Hours after US media reports about the possible death of Badruddin Haqqani, the operational chief of the infamous Haqqani network, in a drone strike, denials trickled in.
If true, Badruddin’s death could have been a major blow to the Haqqani network and a huge success in America’s unmanned war in the tribal regions against the group blamed for some of the most spectacular attacks against US-led Nato forces in Afghanistan.
“Badruddin was killed in a US drone strike in the Shawal area of North Waziristan on Tuesday,” a sympathiser of the Haqqani network told The Express Tribune. “He was sitting with three or four of his comrades when an unmanned aircraft fired two missiles at the compound.”
A leader of a Pakistani religious organisation having close ties with the Haqqani network also confirmed Badruddin’s death. “We are in shock,” he said, requesting anonymity.
Earlier in the day, The New York Times quoted senior American officials as saying that they have strong indications that Badruddin was killed in the drone strike.
“There are indications that Haqqani has met his demise,” a senior US official told NYT in Washington. He said that officials were waiting to sift through evidence before they could be certain that Badruddin had been killed.
The CIA, which carries out armed drone missions in tribal regions, declined to comment, as did the White House. The caution stemmed from previous erroneous claims by American and Pakistani officials about militant deaths in Waziristan.
The caution was, however, not unfounded.
Later in the evening, the Haqqani network chief dismissed reports of Badruddin’s death as “ridiculous”.
“We will not hide it if any of the Haqqani family members are martyred,” Ahmad Jan, the purported spokesperson for the network’s chief Sirajuddin Haqqani, told The Express Tribune by phone. “Martyrdom will only boost our jihadi spirit.”
Jan, however, confirmed that another member of the Haqqani family was killed in the same drone strike. Osama, son of a cousin of Badruddin, was killed about five kilometres from Miramshah four days ago. The 13-year-old was targeted while he was celebrating Eid with his friends, according to Jan.
“Some people assumed it was Badruddin Haqqani who had been killed when they saw his family members at the funeral,” he said.

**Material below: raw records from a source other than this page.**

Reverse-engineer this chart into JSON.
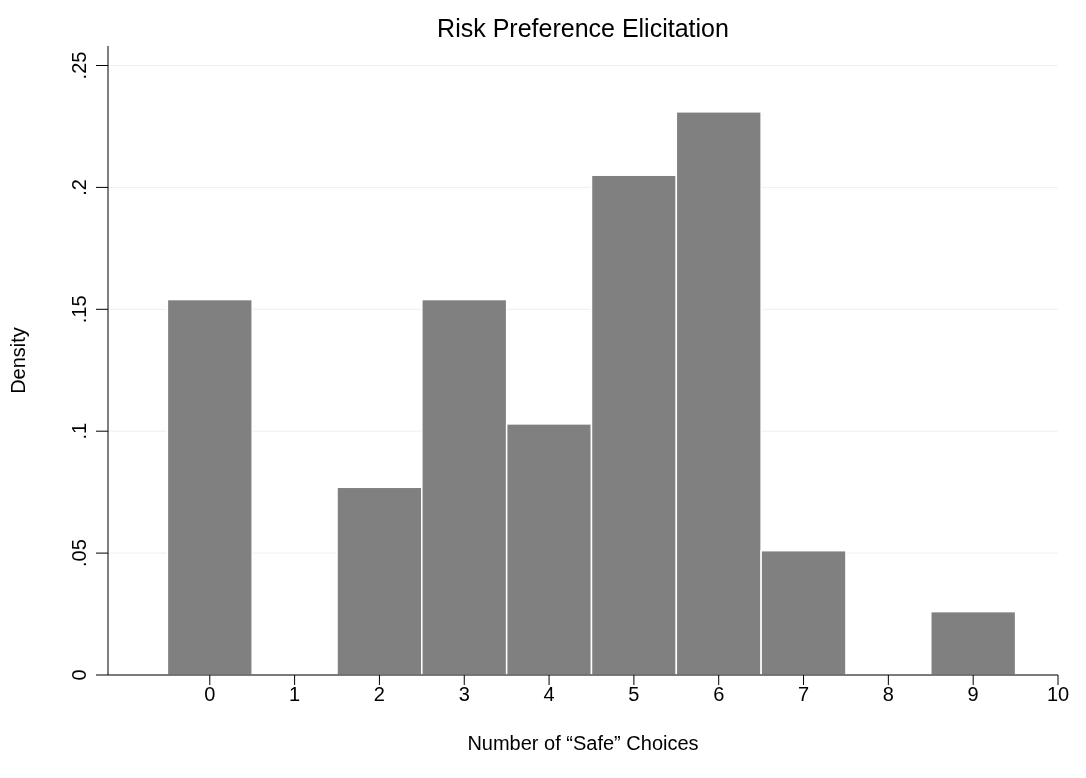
{
  "chart_data": {
    "type": "histogram",
    "title": "Risk Preference Elicitation",
    "xlabel": "Number of “Safe” Choices",
    "ylabel": "Density",
    "bins": [
      -0.5,
      0.5,
      1.5,
      2.5,
      3.5,
      4.5,
      5.5,
      6.5,
      7.5,
      8.5,
      9.5
    ],
    "values": [
      0.154,
      0,
      0.077,
      0.154,
      0.103,
      0.205,
      0.231,
      0.051,
      0,
      0.026
    ],
    "color": "#808080",
    "xlim": [
      -1.2,
      10
    ],
    "xticks": [
      0,
      1,
      2,
      3,
      4,
      5,
      6,
      7,
      8,
      9,
      10
    ],
    "ylim": [
      0,
      0.258
    ],
    "yticks": [
      0,
      {
        "value": 0.05,
        "label": ".05"
      },
      {
        "value": 0.1,
        "label": ".1"
      },
      {
        "value": 0.15,
        "label": ".15"
      },
      {
        "value": 0.2,
        "label": ".2"
      },
      {
        "value": 0.25,
        "label": ".25"
      }
    ],
    "grid": "y"
  }
}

The Afghan Taliban also said that Badruddin was alive and leading operations inside Afghanistan. “He is safe and reports of his death have been spread by the enemy,” Taliban spokesman Zabihullah Mujahid said in a statement emailed to The Express Tribune.

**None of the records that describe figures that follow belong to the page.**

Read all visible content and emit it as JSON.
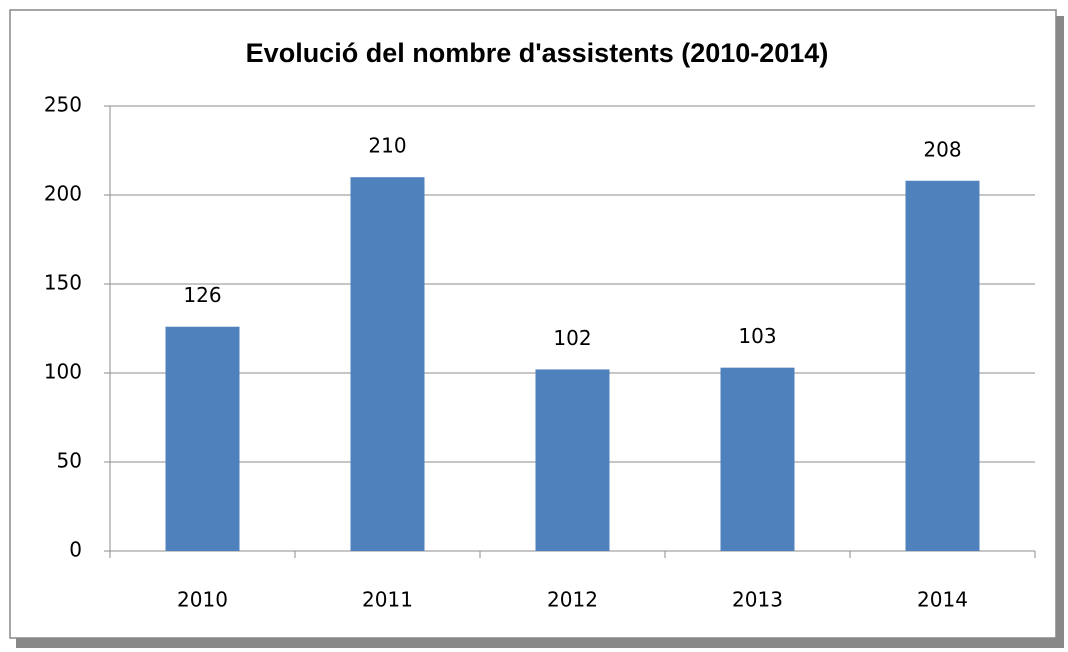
{
  "chart_data": {
    "type": "bar",
    "title": "Evolució del nombre d'assistents (2010-2014)",
    "categories": [
      "2010",
      "2011",
      "2012",
      "2013",
      "2014"
    ],
    "values": [
      126,
      210,
      102,
      103,
      208
    ],
    "color": "#4f81bd",
    "ylim": [
      0,
      250
    ],
    "yticks": [
      0,
      50,
      100,
      150,
      200,
      250
    ],
    "grid": true
  }
}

According to him, the enemy spread rumours of Badruddin’s death “to divert attention from the defeat of its troops in Afghanistan and boost the morale of its forces.”
“We categorically deny these reports and request the media to adopt a responsible behavior,” Mujahid said.

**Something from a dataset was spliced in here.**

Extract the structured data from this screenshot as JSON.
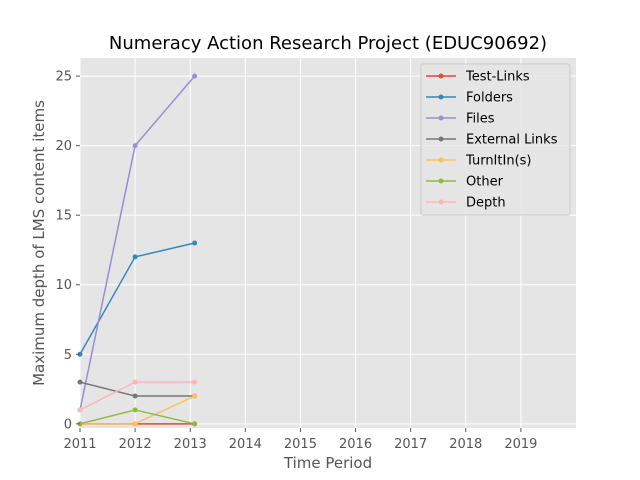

Pakistani analysts are divided over the impact Badruddin’s possible death would have on the operational capability of the Haqqani Network.
While defence expert Hasan Askari says Badruddin’s death would strengthen the US, former Pakistani ambassador in Kabul Rustam Shah Mohmand maintains it will have no major impact as Sirajuddin Haqqani is already in charge of the group’s operations.
Published in The Express Tribune, August 26th, 2012.